第16話「さようなら、私の初恋の剣」

 葉虫はむしと聞くと、あんまし馴染みが無い昆虫だと思う。


 葉虫とはハムシ科の昆虫の総称である。


 名前の通り葉の上で生活する昆虫で、種類によっては大小様々だが、特徴的なのが体長が1cm未満の種類が多い、つまり小さすぎて見つけるのが困難ではあるかもしれないし、見つけても知識が無かったら葉虫だと認識できないと思う。


 彼等が生息している植物を観察してると、成虫の体が宝石のように輝いていて、まるで葉の上を歩く宝石とまで呼ばれる程の美しさを持っている。


 眠葉虫ねむりはむしが葉虫のコードネームを貰ったのは、彼女の剣技が宝石のように美しいからである。


 そんな彼女と対峙しているのは、かつては柴犬のコードネームを持っていた老人リカオンである。


 仕込み杖から剣を抜き、リカオンは上段に剣を構えた。


 対して、眠葉虫は居合の構えを取っていた。


「ほぅ、居合ですか。かつてのアナタ様からは想像できないですな」


 剣術と居合術の違いを説明できる人間は居るだろうか?


 確かに、どちらも刀を使ってるが、残念ながら目的が違う。


 剣術は相手を攻める術、居合は武士の護身術。


 刀が鞘に収まってる状態とは武士にとって無防備、その状態から素早く剣を抜いて戦闘態勢に移行できるかが、居合の目的だ。


 居合って、見た目がカッコいいと思うが、実は一般的な誤解として広まってるのが、鞘の中で刀を加速させる最速の剣技ではありません。


 そんな事をしたら鞘が壊れて自分の手を傷付ける可能性がある。特に真剣だと、そう言った事故が起こりやすい。


 だから真似しない方が良いが、ではどうして眠葉虫は居合を選んだのか。


 それは、目の前のリカオンが柴犬だった頃の思い出があるからだ。


「柴、もう私の声が聞こえないと思いますが、アナタはかつて剣術とは誰かを傷付ける剣、しかし居合は誰かを守る剣と言いました……私は、友を守る為に守護の剣を選びます!」


 眠葉虫が足音も立てずにリカオンに接近して、抜刀と同時に逆袈裟斬りを放ち、リカオンは上段から、眠葉虫の斬撃を叩き落とす剛剣を放つが、眠葉虫は剛剣の力に抵抗せずに刀で受け流し、体を右に移動した。

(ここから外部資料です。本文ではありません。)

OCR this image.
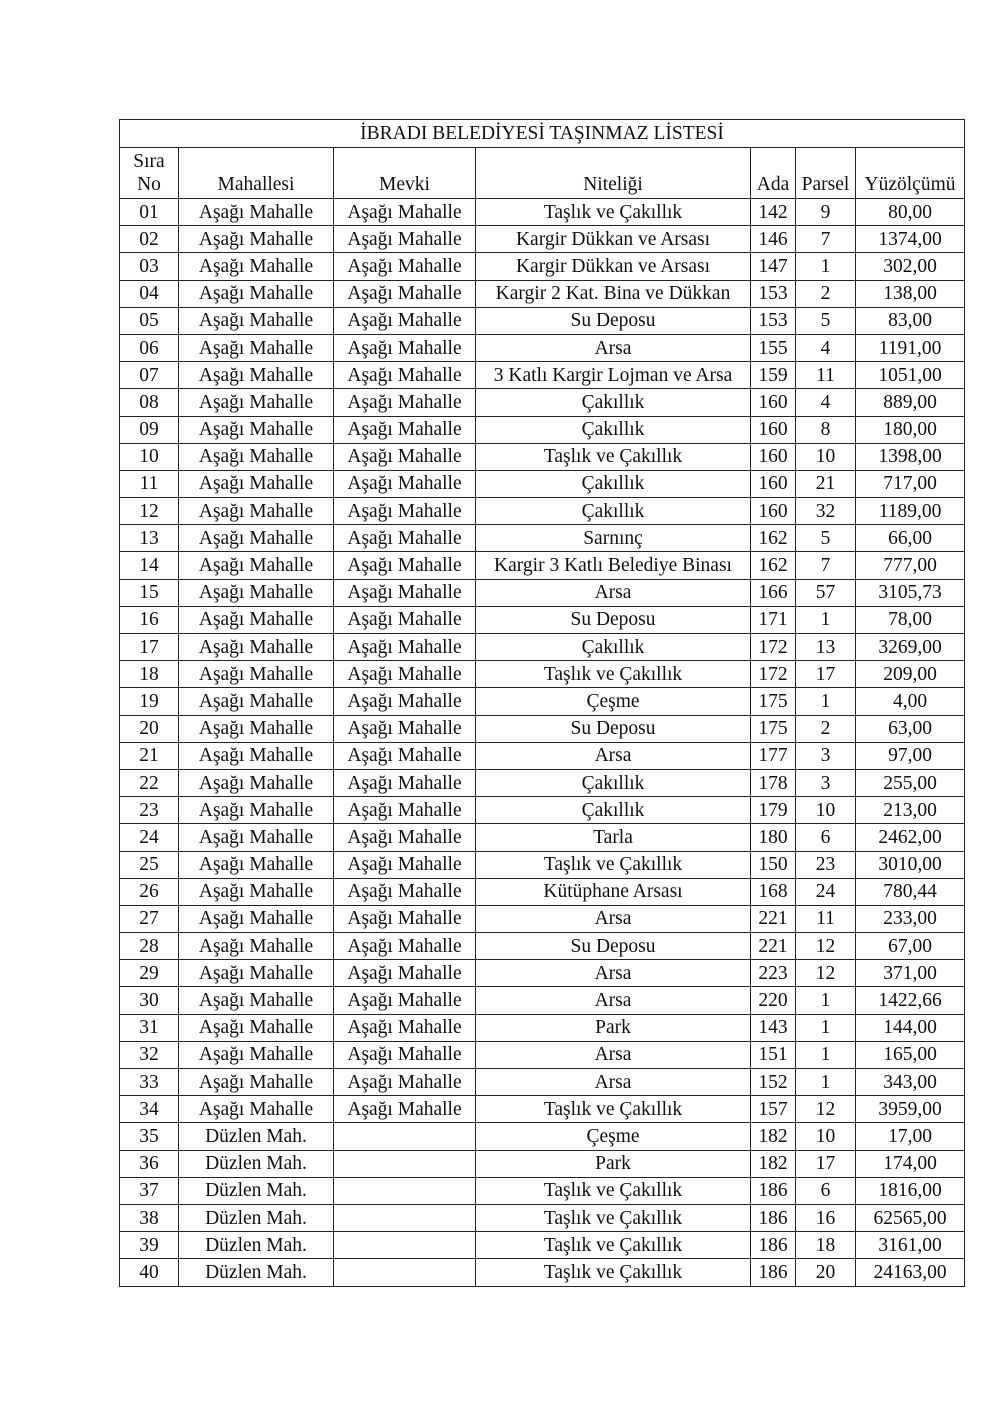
İBRADI BELEDİYESİ TAŞINMAZ LİSTESİ						

Sıra
No	Mahallesi	Mevki	Niteliği	Ada	Parsel	Yüzölçümü
01	Aşağı Mahalle	Aşağı Mahalle	Taşlık ve Çakıllık	142	9	80,00
02	Aşağı Mahalle	Aşağı Mahalle	Kargir Dükkan ve Arsası	146	7	1374,00
03	Aşağı Mahalle	Aşağı Mahalle	Kargir Dükkan ve Arsası	147	1	302,00
04	Aşağı Mahalle	Aşağı Mahalle	Kargir 2 Kat. Bina ve Dükkan	153	2	138,00
05	Aşağı Mahalle	Aşağı Mahalle	Su Deposu	153	5	83,00
06	Aşağı Mahalle	Aşağı Mahalle	Arsa	155	4	1191,00
07	Aşağı Mahalle	Aşağı Mahalle	3 Katlı Kargir Lojman ve Arsa	159	11	1051,00
08	Aşağı Mahalle	Aşağı Mahalle	Çakıllık	160	4	889,00
09	Aşağı Mahalle	Aşağı Mahalle	Çakıllık	160	8	180,00
10	Aşağı Mahalle	Aşağı Mahalle	Taşlık ve Çakıllık	160	10	1398,00
11	Aşağı Mahalle	Aşağı Mahalle	Çakıllık	160	21	717,00
12	Aşağı Mahalle	Aşağı Mahalle	Çakıllık	160	32	1189,00
13	Aşağı Mahalle	Aşağı Mahalle	Sarnınç	162	5	66,00
14	Aşağı Mahalle	Aşağı Mahalle	Kargir 3 Katlı Belediye Binası	162	7	777,00
15	Aşağı Mahalle	Aşağı Mahalle	Arsa	166	57	3105,73
16	Aşağı Mahalle	Aşağı Mahalle	Su Deposu	171	1	78,00
17	Aşağı Mahalle	Aşağı Mahalle	Çakıllık	172	13	3269,00
18	Aşağı Mahalle	Aşağı Mahalle	Taşlık ve Çakıllık	172	17	209,00
19	Aşağı Mahalle	Aşağı Mahalle	Çeşme	175	1	4,00
20	Aşağı Mahalle	Aşağı Mahalle	Su Deposu	175	2	63,00
21	Aşağı Mahalle	Aşağı Mahalle	Arsa	177	3	97,00
22	Aşağı Mahalle	Aşağı Mahalle	Çakıllık	178	3	255,00
23	Aşağı Mahalle	Aşağı Mahalle	Çakıllık	179	10	213,00
24	Aşağı Mahalle	Aşağı Mahalle	Tarla	180	6	2462,00
25	Aşağı Mahalle	Aşağı Mahalle	Taşlık ve Çakıllık	150	23	3010,00
26	Aşağı Mahalle	Aşağı Mahalle	Kütüphane Arsası	168	24	780,44
27	Aşağı Mahalle	Aşağı Mahalle	Arsa	221	11	233,00
28	Aşağı Mahalle	Aşağı Mahalle	Su Deposu	221	12	67,00
29	Aşağı Mahalle	Aşağı Mahalle	Arsa	223	12	371,00
30	Aşağı Mahalle	Aşağı Mahalle	Arsa	220	1	1422,66
31	Aşağı Mahalle	Aşağı Mahalle	Park	143	1	144,00
32	Aşağı Mahalle	Aşağı Mahalle	Arsa	151	1	165,00
33	Aşağı Mahalle	Aşağı Mahalle	Arsa	152	1	343,00
34	Aşağı Mahalle	Aşağı Mahalle	Taşlık ve Çakıllık	157	12	3959,00
35	Düzlen Mah.		Çeşme	182	10	17,00
36	Düzlen Mah.		Park	182	17	174,00
37	Düzlen Mah.		Taşlık ve Çakıllık	186	6	1816,00
38	Düzlen Mah.		Taşlık ve Çakıllık	186	16	62565,00
39	Düzlen Mah.		Taşlık ve Çakıllık	186	18	3161,00
40	Düzlen Mah.		Taşlık ve Çakıllık	186	20	24163,00
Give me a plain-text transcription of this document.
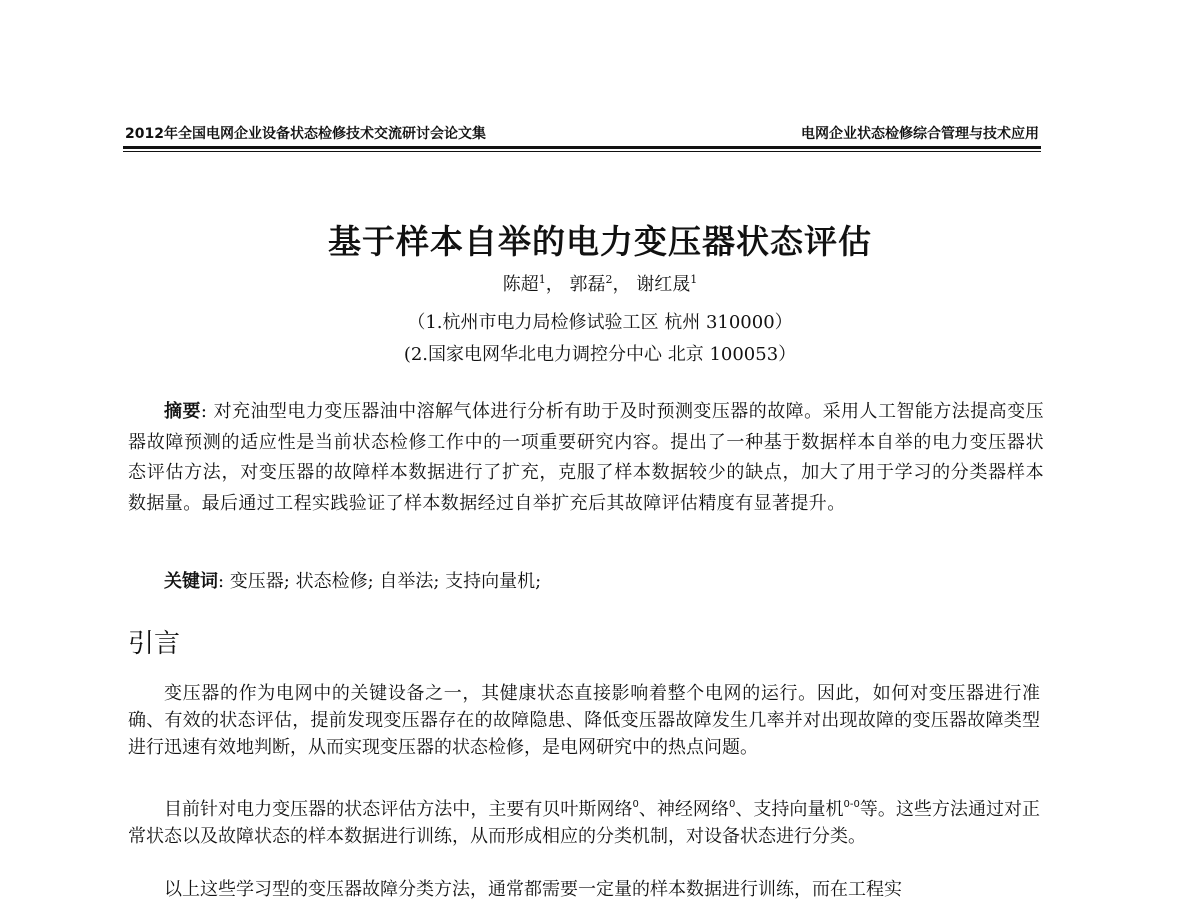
2012年全国电网企业设备状态检修技术交流研讨会论文集	电网企业状态检修综合管理与技术应用
基于样本自举的电力变压器状态评估
陈超$^1$， 郭磊$^2$， 谢红晟$^1$
（1.杭州市电力局检修试验工区 杭州 310000）
(2.国家电网华北电力调控分中心 北京 100053）

摘要: 对充油型电力变压器油中溶解气体进行分析有助于及时预测变压器的故障。采用人工智能方法提高变压器故障预测的适应性是当前状态检修工作中的一项重要研究内容。提出了一种基于数据样本自举的电力变压器状态评估方法，对变压器的故障样本数据进行了扩充，克服了样本数据较少的缺点，加大了用于学习的分类器样本数据量。最后通过工程实践验证了样本数据经过自举扩充后其故障评估精度有显著提升。

关键词: 变压器; 状态检修; 自举法; 支持向量机;

引言

变压器的作为电网中的关键设备之一，其健康状态直接影响着整个电网的运行。因此，如何对变压器进行准确、有效的状态评估，提前发现变压器存在的故障隐患、降低变压器故障发生几率并对出现故障的变压器故障类型进行迅速有效地判断，从而实现变压器的状态检修，是电网研究中的热点问题。

目前针对电力变压器的状态评估方法中，主要有贝叶斯网络$^0$、神经网络$^0$、支持向量机$^{0-0}$等。这些方法通过对正常状态以及故障状态的样本数据进行训练，从而形成相应的分类机制，对设备状态进行分类。

以上这些学习型的变压器故障分类方法，通常都需要一定量的样本数据进行训练，而在工程实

 眠葉虫を追いかけるように、リカオンの刃が強烈な水平斬りを放つ。


 しかし、その水平斬りを眠葉虫は切先だけで止めた。


 リカオンの斬撃の衝撃波が強く、風圧だけで旧校舎の窓ガラスが一斉に割れてしまった。


「柴、私は悲しいです。アナタの今の剣は、私がかつて恋した剣とは程遠い暴力的な剣になってしまいました。何がアナタをここまで狂わせたのです?」


「……眠理様のような才能に恵まれた選ばれし人間には分かるまい。いくら努力しても本物の天才には勝てない凡人の気持ちなぞ、それこそ虫ケラ程度にしか考えてないですもんな!!」


 リカオンが再び上段に剣を構えると、確実に殺すつもりで渾身の斬撃を放った。


 眠葉虫は、それをギリギリまで引き寄せてから、紙一重でかわし、ガラ空きになったリカオンの喉に刃を突き付けた。


「柴、私はアナタの剣に恋をして剣の道を選んだのです。しかし、私の才能がアナタを狂わせたのですね……さようなら、私の初恋の剣」


 ーー乱花蓮命らんかれんめい


 眠葉虫の刃がリカオンの喉に食い込むと、そのままリカオンの肉体が空中で一回転してから地面に叩き付けられてリカオンは意識を失いかけていた。


「がはぁ!! は、刃引きの刀……刃が付いてない刀ですか……は、はは、真剣だったら、このリカオンは、死んでましたな……あぁ、でも、幼きアナタ様との剣の修行は……楽しかったですなぁ……」


 そう言い残し、リカオンは気絶した。


 そんなリカオンを見下ろしながら、眠葉虫は涙を流していた。


「もう、あの頃には戻れないのですね……柴、アナタの剣を今でも愛してますよ。だから……いつか戻って来てくださいね」


 眠葉虫は、刀を鞘に納めて、再び電動車椅子に座ると、彼女の瞳は閉じて眠りについた。